Here's a link: https://tactic.readthedocs.io/en/latest/index.html
That worked like a charm! The only thing that's missing is a way to load the equivalent of multiple strings, corresponding to multiple chat files. Something like the equivalent of the add
command would do the trick.
Some other thoughts for the future: I see that you made this work by writing a temporary file to the local file system. That made it possible for you make this change with only a small addition. On my system, however, the code run in a user's data analysis isn't really supposed to write anything to the file system. (It's a long story. Your new code still works in my system, there are just some small limitations.) When I originally looked at your code, I was looking to see if there was a way to keep the files around as something like StringIO
instances.

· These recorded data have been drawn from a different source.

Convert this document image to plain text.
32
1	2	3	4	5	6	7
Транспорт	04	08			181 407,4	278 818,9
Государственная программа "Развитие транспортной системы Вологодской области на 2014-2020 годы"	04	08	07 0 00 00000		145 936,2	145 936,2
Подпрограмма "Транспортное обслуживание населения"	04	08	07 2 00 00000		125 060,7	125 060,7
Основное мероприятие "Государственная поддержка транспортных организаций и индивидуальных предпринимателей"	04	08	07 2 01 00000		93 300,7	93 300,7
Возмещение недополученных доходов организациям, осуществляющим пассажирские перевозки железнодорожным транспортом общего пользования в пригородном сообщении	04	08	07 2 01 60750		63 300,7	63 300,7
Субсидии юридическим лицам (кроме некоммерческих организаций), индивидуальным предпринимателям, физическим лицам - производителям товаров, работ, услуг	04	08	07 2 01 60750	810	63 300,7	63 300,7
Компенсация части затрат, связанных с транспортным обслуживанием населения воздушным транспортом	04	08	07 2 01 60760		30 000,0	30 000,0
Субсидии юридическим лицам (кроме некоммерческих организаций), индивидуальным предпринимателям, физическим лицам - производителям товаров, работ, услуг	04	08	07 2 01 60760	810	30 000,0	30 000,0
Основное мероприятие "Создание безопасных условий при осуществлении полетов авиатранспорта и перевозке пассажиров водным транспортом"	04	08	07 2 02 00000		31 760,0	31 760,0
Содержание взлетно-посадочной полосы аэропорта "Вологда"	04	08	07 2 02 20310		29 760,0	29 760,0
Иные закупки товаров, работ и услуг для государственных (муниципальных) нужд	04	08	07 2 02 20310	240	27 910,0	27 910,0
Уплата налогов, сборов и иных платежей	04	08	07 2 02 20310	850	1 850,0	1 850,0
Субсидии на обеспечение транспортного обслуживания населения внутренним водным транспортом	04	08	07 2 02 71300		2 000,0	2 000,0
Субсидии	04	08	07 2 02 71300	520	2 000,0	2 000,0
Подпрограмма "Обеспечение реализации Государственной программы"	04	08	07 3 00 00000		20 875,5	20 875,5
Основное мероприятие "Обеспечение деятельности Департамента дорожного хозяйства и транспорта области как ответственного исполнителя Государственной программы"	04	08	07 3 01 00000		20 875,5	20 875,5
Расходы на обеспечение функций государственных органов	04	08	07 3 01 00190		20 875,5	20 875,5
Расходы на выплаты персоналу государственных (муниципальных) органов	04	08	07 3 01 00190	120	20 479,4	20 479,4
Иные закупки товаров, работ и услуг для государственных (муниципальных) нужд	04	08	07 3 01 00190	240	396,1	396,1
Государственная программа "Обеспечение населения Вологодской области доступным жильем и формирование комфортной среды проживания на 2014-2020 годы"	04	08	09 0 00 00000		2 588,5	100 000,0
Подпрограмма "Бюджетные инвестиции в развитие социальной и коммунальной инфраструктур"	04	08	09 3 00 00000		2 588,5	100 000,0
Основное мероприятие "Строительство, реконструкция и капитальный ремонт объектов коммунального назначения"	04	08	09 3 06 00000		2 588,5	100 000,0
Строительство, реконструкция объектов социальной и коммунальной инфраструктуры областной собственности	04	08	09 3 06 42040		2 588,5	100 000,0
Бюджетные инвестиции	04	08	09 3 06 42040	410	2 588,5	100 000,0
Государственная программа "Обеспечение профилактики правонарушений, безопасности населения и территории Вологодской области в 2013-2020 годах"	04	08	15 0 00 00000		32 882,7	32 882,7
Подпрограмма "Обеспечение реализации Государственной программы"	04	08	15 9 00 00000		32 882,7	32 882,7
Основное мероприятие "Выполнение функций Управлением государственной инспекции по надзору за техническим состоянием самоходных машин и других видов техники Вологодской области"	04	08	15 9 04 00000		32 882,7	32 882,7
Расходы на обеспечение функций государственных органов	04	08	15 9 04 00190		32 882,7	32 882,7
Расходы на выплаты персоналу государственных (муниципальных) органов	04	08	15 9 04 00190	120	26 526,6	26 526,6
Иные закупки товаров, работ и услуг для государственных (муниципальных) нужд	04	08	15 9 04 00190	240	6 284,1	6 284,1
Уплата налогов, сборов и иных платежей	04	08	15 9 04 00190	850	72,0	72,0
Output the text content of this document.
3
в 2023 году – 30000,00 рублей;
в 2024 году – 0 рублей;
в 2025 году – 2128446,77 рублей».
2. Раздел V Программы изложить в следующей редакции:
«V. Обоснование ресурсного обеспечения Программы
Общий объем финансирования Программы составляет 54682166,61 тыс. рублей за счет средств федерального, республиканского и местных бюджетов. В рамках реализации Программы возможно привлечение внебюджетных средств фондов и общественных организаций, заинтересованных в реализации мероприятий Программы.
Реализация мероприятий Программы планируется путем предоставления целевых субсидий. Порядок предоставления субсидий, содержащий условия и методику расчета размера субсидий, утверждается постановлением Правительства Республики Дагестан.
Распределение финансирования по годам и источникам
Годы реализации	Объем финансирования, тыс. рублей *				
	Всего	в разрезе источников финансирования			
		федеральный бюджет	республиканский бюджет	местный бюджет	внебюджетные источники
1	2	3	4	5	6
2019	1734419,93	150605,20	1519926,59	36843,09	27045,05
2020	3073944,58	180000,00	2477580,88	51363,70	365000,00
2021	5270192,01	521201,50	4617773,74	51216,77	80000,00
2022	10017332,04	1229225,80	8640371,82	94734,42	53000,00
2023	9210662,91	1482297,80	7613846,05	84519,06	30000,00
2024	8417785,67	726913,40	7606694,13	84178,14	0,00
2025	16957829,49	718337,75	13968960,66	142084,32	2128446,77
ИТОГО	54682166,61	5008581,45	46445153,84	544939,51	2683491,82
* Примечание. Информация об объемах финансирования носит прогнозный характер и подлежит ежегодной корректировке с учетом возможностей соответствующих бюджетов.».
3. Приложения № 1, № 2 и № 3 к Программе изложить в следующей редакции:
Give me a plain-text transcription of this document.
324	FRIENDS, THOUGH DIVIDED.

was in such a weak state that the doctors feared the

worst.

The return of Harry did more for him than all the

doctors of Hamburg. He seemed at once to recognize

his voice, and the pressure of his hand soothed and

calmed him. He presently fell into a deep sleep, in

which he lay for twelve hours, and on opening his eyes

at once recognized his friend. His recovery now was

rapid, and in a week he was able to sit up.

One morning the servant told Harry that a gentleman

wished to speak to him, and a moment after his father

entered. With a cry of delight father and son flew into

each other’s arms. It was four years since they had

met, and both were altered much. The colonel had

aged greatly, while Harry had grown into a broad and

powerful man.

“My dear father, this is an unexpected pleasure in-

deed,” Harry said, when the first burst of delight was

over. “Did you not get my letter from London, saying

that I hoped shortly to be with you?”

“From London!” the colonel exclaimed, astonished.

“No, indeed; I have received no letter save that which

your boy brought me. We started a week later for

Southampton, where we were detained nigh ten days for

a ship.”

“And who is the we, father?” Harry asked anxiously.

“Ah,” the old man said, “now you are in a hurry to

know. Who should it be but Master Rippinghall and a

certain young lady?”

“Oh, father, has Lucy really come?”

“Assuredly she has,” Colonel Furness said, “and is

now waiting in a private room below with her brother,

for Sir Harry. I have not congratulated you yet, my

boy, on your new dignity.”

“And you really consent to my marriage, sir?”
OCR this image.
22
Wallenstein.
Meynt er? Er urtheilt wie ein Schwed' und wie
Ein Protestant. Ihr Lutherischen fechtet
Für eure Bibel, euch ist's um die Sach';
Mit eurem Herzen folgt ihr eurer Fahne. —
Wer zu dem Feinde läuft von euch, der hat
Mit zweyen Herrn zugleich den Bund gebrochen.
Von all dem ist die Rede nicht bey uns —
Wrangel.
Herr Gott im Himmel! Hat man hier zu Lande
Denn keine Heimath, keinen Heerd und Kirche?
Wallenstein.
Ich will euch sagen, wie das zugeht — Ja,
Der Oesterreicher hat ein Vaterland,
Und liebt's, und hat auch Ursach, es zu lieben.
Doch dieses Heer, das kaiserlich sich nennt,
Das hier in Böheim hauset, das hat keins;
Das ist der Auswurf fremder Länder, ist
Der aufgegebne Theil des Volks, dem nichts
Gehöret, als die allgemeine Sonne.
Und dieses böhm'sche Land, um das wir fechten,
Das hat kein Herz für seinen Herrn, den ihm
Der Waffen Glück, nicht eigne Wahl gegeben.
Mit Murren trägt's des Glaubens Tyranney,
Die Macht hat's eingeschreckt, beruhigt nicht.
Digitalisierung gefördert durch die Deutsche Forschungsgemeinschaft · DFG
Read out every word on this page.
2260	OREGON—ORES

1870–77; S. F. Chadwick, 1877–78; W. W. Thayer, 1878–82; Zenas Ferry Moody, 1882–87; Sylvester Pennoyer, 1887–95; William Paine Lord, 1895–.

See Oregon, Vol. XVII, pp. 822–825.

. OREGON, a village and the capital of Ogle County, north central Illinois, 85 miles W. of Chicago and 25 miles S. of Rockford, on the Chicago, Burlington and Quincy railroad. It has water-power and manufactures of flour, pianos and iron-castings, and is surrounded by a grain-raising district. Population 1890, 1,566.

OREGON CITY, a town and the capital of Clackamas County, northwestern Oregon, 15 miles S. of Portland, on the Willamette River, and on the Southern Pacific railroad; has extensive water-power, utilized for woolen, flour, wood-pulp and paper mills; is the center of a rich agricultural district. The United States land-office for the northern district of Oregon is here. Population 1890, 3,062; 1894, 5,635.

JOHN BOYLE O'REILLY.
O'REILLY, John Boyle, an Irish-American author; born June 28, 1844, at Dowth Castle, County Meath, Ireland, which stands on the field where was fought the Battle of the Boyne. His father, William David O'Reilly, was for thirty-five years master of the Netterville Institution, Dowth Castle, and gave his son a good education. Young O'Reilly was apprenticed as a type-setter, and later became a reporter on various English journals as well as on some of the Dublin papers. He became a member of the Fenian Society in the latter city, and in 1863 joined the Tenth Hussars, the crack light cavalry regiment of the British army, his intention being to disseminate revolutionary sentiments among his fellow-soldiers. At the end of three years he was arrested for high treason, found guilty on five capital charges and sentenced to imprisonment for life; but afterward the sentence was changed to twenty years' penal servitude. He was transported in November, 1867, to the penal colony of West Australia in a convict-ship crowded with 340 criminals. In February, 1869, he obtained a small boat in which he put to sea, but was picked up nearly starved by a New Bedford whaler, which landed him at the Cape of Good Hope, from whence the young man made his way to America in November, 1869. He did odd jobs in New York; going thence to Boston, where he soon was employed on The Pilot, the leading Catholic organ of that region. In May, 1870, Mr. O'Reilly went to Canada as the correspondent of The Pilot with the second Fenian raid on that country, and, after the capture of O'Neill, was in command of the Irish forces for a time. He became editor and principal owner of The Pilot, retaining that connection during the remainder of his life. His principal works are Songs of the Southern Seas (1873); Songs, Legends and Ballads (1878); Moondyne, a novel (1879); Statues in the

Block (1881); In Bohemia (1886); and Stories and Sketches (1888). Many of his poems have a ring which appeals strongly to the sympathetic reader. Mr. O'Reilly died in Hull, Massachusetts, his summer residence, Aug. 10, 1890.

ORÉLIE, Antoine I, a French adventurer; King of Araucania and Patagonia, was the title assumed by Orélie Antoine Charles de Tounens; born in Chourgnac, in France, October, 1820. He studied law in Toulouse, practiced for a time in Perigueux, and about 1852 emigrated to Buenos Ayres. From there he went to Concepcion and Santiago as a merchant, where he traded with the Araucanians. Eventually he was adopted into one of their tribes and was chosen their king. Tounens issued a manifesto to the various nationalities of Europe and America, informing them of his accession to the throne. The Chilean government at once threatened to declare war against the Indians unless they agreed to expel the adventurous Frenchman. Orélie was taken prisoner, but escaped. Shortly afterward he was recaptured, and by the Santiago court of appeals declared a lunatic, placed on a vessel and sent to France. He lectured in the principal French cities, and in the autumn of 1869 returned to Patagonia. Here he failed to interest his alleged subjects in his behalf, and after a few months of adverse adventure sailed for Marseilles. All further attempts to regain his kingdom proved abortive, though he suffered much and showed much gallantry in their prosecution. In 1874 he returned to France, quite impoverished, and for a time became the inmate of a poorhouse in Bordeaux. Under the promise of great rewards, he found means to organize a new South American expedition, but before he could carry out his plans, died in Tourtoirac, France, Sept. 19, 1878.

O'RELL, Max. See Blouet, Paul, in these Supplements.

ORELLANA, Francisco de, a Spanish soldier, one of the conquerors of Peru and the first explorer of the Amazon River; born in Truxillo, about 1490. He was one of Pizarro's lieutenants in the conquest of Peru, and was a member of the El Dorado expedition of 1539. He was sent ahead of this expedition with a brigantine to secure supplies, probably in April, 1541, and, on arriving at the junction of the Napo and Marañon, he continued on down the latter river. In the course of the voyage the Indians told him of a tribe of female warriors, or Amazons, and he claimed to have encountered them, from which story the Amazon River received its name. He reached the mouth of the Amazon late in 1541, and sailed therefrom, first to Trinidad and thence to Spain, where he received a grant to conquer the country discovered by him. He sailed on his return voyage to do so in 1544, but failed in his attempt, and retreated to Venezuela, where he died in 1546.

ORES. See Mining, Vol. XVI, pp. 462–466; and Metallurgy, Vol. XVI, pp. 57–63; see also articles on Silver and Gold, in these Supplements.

But, it looked like that would require a lot of changes, distributed throughout the code.
So, for my very specific case, it would be a little helpful to not have the data written to the file system. But I'm not sure that other users would have a need. And the current version does 99% of what I need. Thanks again.
The only thing that's missing is a way to load the equivalent of multiple strings, corresponding to multiple chat files.
One workaround would be to create an empty Reader
instance and then add
the individual Reader
objects instantiated by a CHAT str. Something like this (not tested):
import pylangacq as pla
master_reader = pla.Reader()
for chat_str in chat_strs: # chat_strs is your container of CHAT strings
reader = pla.Reader.from_chat_str(chat_str)
master_reader.add(reader)
When I originally looked at your code, I was looking to see if there was a way to keep the files around as something like StringIO instances.
StringIO
did cross my mind yesterday evening when I tried to implement the from_chat_str
, but I went down the temp file path instead to get something operational real quick for you to test out. Using StringIO
should be possible -- the extra work would just be a bit of refactoring. Stay tuned for another update!
That workaround sounds pretty darn easy. I'll give it a try. Thanks!
A minor update. I just got around to trying the workaround suggested above. I think the last line needs to be master_reader.update(reader)
rather than master_reader.add(reader)
Apologies for the long silence. I've just released v0.13.0. I ended up rewriting the whole Reader
class, with a fair amount of breaking changes (changelog). The Reader
classmethod from_strs
reads CHAT data strings without hitting the disk, documentation here. I'm closing this issue as resolved. Please let me know if you have any questions.
Hi, I'm wondering if there's a way to take a chat file that exists as a string in memory, and to load it directly into a Reader instance. Thanks for any help.